Nintendo Switch y las pretensiones imposibles.

Recientemente he tenido la oportunidad de analizar dos títulos bastante interesantes. Borderlands Legendary Collection y The Outer Worlds en su versión para Nintendo Switch. Viene siendo algo bastante habitual que el ecosistema de la híbrida de Nintendo se componga de sus principales IPs como principales baluartes. Ese apartado siempre ha sido la principal propuesta de valor de la marca japonesa, y para que cambiarla, contando con Super Mario, Luigi’s Mansion, Smash Bros, Pokémon, Animal Crossing y un largo etc, que sabes que te van a cubrir la cuota de ventas. Sin embargo, Nintendo aprendió la lección la pasada generación cuando Wii U no pudo seguir con la estela triunfante de DS o la anterior Wii. En esta ocasión, si querían repetir el éxito ya no servía la fórmula de buscar lo casual sino de buscar la diversidad.

¡Thirds, venid a mi!


Y vamos si lo han conseguido. Switch cuenta con un catálogo creciente en dos direcciones.

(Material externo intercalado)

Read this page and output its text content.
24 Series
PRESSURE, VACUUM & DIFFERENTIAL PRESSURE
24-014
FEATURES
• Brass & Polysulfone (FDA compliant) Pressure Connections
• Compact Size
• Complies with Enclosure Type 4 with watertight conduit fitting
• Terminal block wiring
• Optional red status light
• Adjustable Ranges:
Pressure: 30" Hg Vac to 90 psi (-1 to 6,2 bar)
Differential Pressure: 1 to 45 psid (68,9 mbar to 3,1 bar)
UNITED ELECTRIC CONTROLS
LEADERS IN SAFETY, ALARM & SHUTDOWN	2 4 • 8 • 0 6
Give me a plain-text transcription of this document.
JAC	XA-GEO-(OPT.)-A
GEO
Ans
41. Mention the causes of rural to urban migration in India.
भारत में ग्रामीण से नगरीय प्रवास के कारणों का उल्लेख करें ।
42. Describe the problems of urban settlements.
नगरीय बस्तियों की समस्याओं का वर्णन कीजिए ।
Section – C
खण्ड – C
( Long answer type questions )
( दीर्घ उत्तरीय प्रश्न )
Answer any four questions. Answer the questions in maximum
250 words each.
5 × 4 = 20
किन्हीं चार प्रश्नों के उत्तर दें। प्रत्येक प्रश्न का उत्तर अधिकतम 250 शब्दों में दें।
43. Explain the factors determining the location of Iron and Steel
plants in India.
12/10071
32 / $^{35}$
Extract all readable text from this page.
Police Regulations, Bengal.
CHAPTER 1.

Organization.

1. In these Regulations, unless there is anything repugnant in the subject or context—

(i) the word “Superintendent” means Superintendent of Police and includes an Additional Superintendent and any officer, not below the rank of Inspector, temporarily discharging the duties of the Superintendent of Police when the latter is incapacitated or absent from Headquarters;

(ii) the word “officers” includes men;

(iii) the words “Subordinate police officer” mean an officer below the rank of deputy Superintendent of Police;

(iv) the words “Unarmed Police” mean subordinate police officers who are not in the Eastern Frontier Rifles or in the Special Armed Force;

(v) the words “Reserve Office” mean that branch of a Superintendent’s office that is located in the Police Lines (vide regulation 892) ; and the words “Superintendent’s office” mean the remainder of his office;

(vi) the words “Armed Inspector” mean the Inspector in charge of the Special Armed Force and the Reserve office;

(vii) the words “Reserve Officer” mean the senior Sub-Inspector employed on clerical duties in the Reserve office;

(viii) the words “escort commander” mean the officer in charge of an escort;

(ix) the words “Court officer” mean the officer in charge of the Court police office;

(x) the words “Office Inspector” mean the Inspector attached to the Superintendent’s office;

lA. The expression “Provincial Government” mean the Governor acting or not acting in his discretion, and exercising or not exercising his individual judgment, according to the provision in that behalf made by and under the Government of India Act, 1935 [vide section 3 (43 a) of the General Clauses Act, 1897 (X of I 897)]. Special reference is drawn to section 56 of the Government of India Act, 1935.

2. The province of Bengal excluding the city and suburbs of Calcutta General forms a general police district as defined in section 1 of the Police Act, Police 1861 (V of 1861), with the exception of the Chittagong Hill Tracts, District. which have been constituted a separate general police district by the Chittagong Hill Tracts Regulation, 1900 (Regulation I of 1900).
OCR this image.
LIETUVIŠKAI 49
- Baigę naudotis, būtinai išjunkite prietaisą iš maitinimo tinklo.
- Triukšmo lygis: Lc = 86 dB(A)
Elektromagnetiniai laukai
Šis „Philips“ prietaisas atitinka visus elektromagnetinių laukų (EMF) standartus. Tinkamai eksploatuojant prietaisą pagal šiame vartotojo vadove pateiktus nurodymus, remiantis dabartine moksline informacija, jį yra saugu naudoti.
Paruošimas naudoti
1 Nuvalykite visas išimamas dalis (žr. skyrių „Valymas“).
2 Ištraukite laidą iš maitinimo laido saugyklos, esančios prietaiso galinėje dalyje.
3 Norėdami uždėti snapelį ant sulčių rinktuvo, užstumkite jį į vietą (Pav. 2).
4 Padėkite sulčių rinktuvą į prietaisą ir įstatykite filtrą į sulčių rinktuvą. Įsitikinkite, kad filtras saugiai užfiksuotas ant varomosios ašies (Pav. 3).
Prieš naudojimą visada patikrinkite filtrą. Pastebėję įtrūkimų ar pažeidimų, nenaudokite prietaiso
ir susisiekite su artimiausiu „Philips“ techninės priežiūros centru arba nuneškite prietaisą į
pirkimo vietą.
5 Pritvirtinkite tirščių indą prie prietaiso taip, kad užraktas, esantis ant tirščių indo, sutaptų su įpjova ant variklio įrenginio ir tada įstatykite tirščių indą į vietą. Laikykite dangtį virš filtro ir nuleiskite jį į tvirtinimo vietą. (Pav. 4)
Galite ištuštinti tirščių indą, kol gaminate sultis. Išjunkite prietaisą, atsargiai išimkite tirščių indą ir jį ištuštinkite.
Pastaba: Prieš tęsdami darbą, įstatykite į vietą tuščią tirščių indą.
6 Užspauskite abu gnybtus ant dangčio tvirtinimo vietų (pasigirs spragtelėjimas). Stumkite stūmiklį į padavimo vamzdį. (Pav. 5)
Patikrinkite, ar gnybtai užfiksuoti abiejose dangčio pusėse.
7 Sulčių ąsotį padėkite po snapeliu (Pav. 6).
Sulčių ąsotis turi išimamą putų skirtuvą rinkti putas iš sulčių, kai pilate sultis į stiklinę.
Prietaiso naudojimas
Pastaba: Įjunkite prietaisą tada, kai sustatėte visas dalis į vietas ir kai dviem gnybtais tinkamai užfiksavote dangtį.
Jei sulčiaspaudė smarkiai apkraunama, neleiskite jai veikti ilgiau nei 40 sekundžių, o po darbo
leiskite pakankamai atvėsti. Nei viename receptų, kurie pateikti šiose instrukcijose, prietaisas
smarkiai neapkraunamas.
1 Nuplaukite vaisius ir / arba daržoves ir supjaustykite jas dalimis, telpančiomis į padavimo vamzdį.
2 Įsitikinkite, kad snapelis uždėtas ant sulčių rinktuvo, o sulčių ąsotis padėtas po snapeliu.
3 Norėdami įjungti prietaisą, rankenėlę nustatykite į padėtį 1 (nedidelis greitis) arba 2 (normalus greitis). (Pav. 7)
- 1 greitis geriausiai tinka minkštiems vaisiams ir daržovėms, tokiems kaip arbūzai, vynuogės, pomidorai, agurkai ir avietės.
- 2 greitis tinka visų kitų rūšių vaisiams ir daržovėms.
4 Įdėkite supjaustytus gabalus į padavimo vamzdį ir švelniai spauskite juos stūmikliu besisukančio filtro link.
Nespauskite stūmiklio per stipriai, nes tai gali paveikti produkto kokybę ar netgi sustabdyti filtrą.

Con versiones de juegos independientes tremendamente interesantes que llegan a su plataforma en el momento del lanzamiento, así como con un buen puñado de títulos de las consolas de sobremesa que se deciden a dar el salto a esta consola híbrida.

Este es el caso que nos ocupa. La obra de Gearbox y la de Obsidian Entertainment difieren largamente al tratarse de juegos separados en el tiempo y en lo técnico. Mientras que Borderlands es un shooter looter con un marcado corte cel shading, The Outer Worlds se basa más en seguir la estela de los Fallout o de los propios Pillars of Eternity.

Y es en este ánimo de querer llegar a este maná que es la exitosa consola de Nintendo cuando muchas desarrolladoras buscan amoldar su obra a la reducida -en comparación- capacidad técnica de la Switch. Tenía muchas ganas de un buen RPG occidental y tuve la oportunidad de probar de The Outer Worlds en varias ocasiones. Era un juego al que Nintendo Switch podía ofrecer esa versatilidad de situaciones para que lo pudiese jugar tranquilamente sin el yugo del monitor o la consola de sobre mesa.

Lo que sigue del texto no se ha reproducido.